Nonrepresentative Training Data
Your training data must be able to generalize well, if the sample is too small, you will have a sampling noise, but even very large sample can be nonrepresentative if the sampling method is flawed. This is called sampling bias.
Poor-Quality Data
Obviously, if your training data is full of errors, outliers, and noise (e.g., due to poor-quality measurements), it will make it harder for the system to detect the underlying patterns, so your system is less likely to perform well. It is often well worth the effort to spend time cleaning up your training data. The truth is, most data scientists spend a significant part of their time doing just that.
Irrelevant Features
As the saying goes: garbage in, garbage out. Your system will only be capable of learning if the training data contains enough relevant features and not too many irrelevant ones.
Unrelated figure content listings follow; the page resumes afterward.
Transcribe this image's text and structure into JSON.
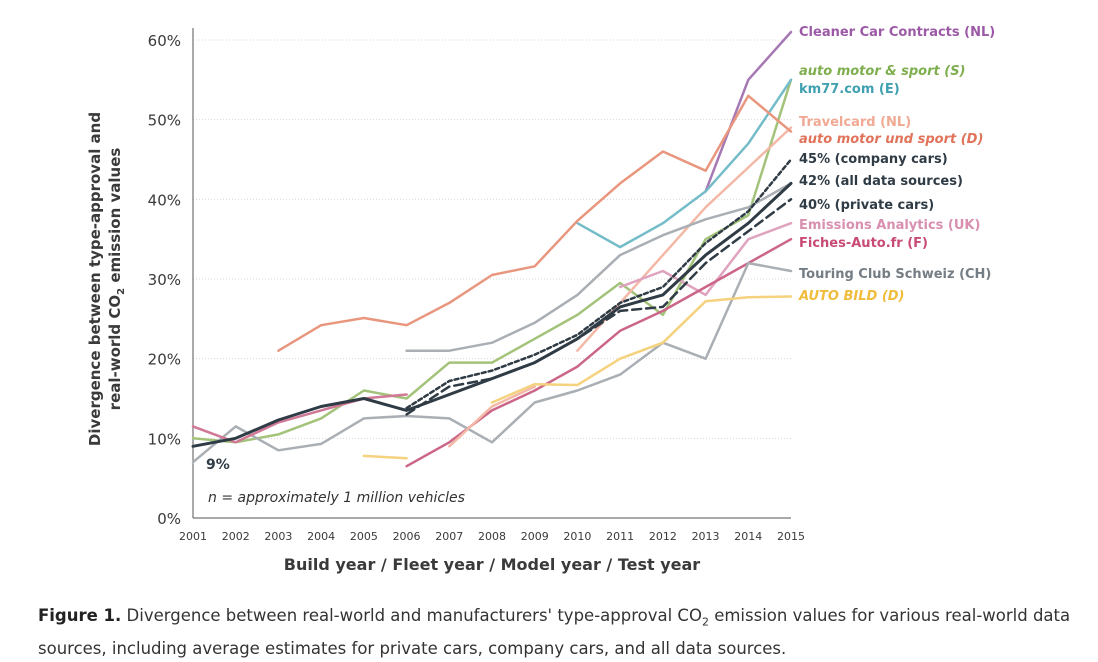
{
  "chart_data": {
    "type": "line",
    "title": "",
    "xlabel": "Build year / Fleet year / Model year / Test year",
    "ylabel_line1": "Divergence between type-approval and",
    "ylabel_line2": "real-world CO",
    "ylabel_sub": "2",
    "ylabel_line2_end": " emission values",
    "ylim": [
      0,
      60
    ],
    "yticks": [
      "0%",
      "10%",
      "20%",
      "30%",
      "40%",
      "50%",
      "60%"
    ],
    "categories": [
      "2001",
      "2002",
      "2003",
      "2004",
      "2005",
      "2006",
      "2007",
      "2008",
      "2009",
      "2010",
      "2011",
      "2012",
      "2013",
      "2014",
      "2015"
    ],
    "start_annotation": "9%",
    "note": "n = approximately 1 million vehicles",
    "series": [
      {
        "name": "Cleaner Car Contracts (NL)",
        "label_color": "#9b59a6",
        "italic": false,
        "bold": false,
        "color": "#a678b4",
        "dash": "",
        "width": 2.5,
        "values": [
          null,
          null,
          null,
          null,
          null,
          null,
          null,
          null,
          null,
          null,
          null,
          null,
          41,
          55,
          61
        ]
      },
      {
        "name": "auto motor & sport (S)",
        "label_color": "#7fae4e",
        "italic": true,
        "bold": false,
        "color": "#a3c37a",
        "dash": "",
        "width": 2.5,
        "values": [
          10,
          9.5,
          10.5,
          12.5,
          16,
          15,
          19.5,
          19.5,
          22.5,
          25.5,
          29.5,
          25.5,
          35,
          38,
          55
        ]
      },
      {
        "name": "km77.com (E)",
        "label_color": "#3fa0b0",
        "italic": false,
        "bold": false,
        "color": "#74bcc8",
        "dash": "",
        "width": 2.5,
        "values": [
          null,
          null,
          null,
          null,
          null,
          null,
          null,
          null,
          null,
          37,
          34,
          37,
          41,
          47,
          55
        ]
      },
      {
        "name": "Travelcard (NL)",
        "label_color": "#f0a993",
        "italic": false,
        "bold": false,
        "color": "#f3b8a6",
        "dash": "",
        "width": 2.5,
        "values": [
          null,
          null,
          null,
          null,
          null,
          null,
          null,
          null,
          null,
          21,
          27,
          33,
          39,
          44,
          49
        ]
      },
      {
        "name": "auto motor und sport (D)",
        "label_color": "#e0735a",
        "italic": true,
        "bold": false,
        "color": "#e9967f",
        "dash": "",
        "width": 2.5,
        "values": [
          null,
          null,
          21,
          24.2,
          25.1,
          24.2,
          27,
          30.5,
          31.6,
          37.3,
          42,
          46,
          43.6,
          53,
          48.5
        ]
      },
      {
        "name": "45% (company cars)",
        "label_color": "#2f3b45",
        "italic": false,
        "bold": true,
        "color": "#2f3b45",
        "dash": "4 3",
        "width": 2.5,
        "values": [
          null,
          null,
          null,
          null,
          null,
          13.8,
          17.2,
          18.5,
          20.5,
          23,
          27,
          29,
          34.5,
          38.5,
          45
        ]
      },
      {
        "name": "42% (all data sources)",
        "label_color": "#2f3b45",
        "italic": false,
        "bold": true,
        "color": "#2f3b45",
        "dash": "",
        "width": 3,
        "values": [
          9,
          10,
          12.3,
          14,
          15,
          13.5,
          15.5,
          17.5,
          19.5,
          22.5,
          26.5,
          28,
          33,
          37,
          42
        ]
      },
      {
        "name": "40% (private cars)",
        "label_color": "#2f3b45",
        "italic": false,
        "bold": true,
        "color": "#2f3b45",
        "dash": "9 5",
        "width": 2.5,
        "values": [
          null,
          null,
          null,
          null,
          null,
          13,
          16.5,
          17.5,
          19.5,
          22.5,
          26,
          26.5,
          32,
          36,
          40
        ]
      },
      {
        "name": "Emissions Analytics (UK)",
        "label_color": "#d98fb0",
        "italic": false,
        "bold": false,
        "color": "#e0a3bf",
        "dash": "",
        "width": 2.5,
        "values": [
          null,
          null,
          null,
          null,
          null,
          null,
          null,
          null,
          null,
          null,
          29,
          31,
          28,
          35,
          37
        ]
      },
      {
        "name": "Fiches-Auto.fr (F)",
        "label_color": "#c84b74",
        "italic": false,
        "bold": false,
        "color": "#cc6689",
        "dash": "",
        "width": 2.5,
        "values": [
          null,
          null,
          null,
          null,
          null,
          6.5,
          9.5,
          13.5,
          16,
          19,
          23.5,
          26,
          29,
          32,
          35
        ]
      },
      {
        "name": "Touring Club Schweiz (CH)",
        "label_color": "#757d84",
        "italic": false,
        "bold": false,
        "color": "#a9afb4",
        "dash": "",
        "width": 2.5,
        "values": [
          7,
          11.5,
          8.5,
          9.3,
          12.5,
          12.8,
          12.5,
          9.5,
          14.5,
          16,
          18,
          22,
          20,
          32,
          31
        ]
      },
      {
        "name": "AUTO BILD (D)",
        "label_color": "#f0bc3c",
        "italic": true,
        "bold": false,
        "color": "#f5d27e",
        "dash": "",
        "width": 2.5,
        "values": [
          null,
          null,
          null,
          null,
          7.8,
          7.5,
          null,
          14.5,
          16.8,
          16.7,
          20,
          22,
          27.2,
          27.7,
          27.8
        ]
      },
      {
        "name": "",
        "label_color": "#e9967f",
        "italic": false,
        "bold": false,
        "color": "#f3b8a6",
        "dash": "",
        "width": 2.5,
        "values": [
          null,
          null,
          null,
          null,
          null,
          null,
          9,
          14,
          16.5,
          null,
          null,
          null,
          null,
          null,
          null
        ]
      },
      {
        "name": "",
        "label_color": "#cc6689",
        "italic": false,
        "bold": false,
        "color": "#d07896",
        "dash": "",
        "width": 2.5,
        "values": [
          11.5,
          9.5,
          12,
          13.5,
          15,
          15.5,
          null,
          null,
          null,
          null,
          null,
          null,
          null,
          null,
          null
        ]
      },
      {
        "name": "",
        "label_color": "#888",
        "italic": false,
        "bold": false,
        "color": "#a9afb4",
        "dash": "",
        "width": 2.5,
        "values": [
          null,
          null,
          null,
          null,
          null,
          21,
          21,
          22,
          24.5,
          28,
          33,
          35.5,
          37.5,
          39,
          42
        ]
      }
    ]
  },
  "caption": {
    "figure_label": "Figure 1.",
    "text_before_sub": " Divergence between real-world and manufacturers' type-approval CO",
    "sub": "2",
    "text_after_sub": " emission values for various real-world data sources, including average estimates for private cars, company cars, and all data sources."
  }
}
A critical part of the success of a Machine Learning project is coming up with a good set of features to train on. This process, called feature engineering, involves the following steps:
- Feature selection (selecting the most useful features to train on among existing features)
- Feature extraction (combining existing features to produce a more useful one—as we saw earlier, dimensionality reduction algorithms can help)
- Creating new features by gathering new data
Overfitting the Training Data
Overfitting means that the model performs well on the training data, but it does not generalize well. Complex models such as deep neural networks can detect subtle patterns in the data, but if the training set is noisy, or if it is too small (which introduces sampling noise), then the model is likely to detect patterns in the noise itself. Obviously these patterns will not generalize to new instances.
Overfitting happens when the model is too complex relative to the amount and noisiness of the training data. Here are possible solutions:
- Simplify the model by selecting one with fewer parameters (e.g., a linear model rather than a high-degree polynomial model), by reducing the number of attributes in the training data, or by constraining the model.
- Gather more training data.
- Reduce the noise in the training data (e.g., fix data errors and remove outliers).
Underfitting the Training Data
As you might guess, underfitting is the opposite of overfitting: it occurs when your model is too simple to learn the underlying structure of the data.
Here are the main options for fixing this problem:
- Select a more powerful model, with more parameters.
- Feed better features to the learning algorithm (feature engineering).
- Reduce the constraints on the model (e.g., reduce the regularization hyperparameter).
Data Mismatch
In some cases, it’s easy to get a large amount of data for training, but this data probably won’t be perfectly representative of the data that will be used in production.
Summary
- Machine Learning is about making machines get better at some task by learning from data, instead of having to explicitly code rules.
- There are many different types of ML systems: supervised or not, batch or online, instance-based or model-based.
- In an ML project you gather data in a training set, and you feed the training set to a learning algorithm.
- The system will not perform well if your training set is too small, or if the data is not representative, is noisy, or is polluted with irrelevant features (garbage in, garbage out). Lastly, your model needs to be neither too simple (in which case it will underfit) nor too complex (in which case it will overfit).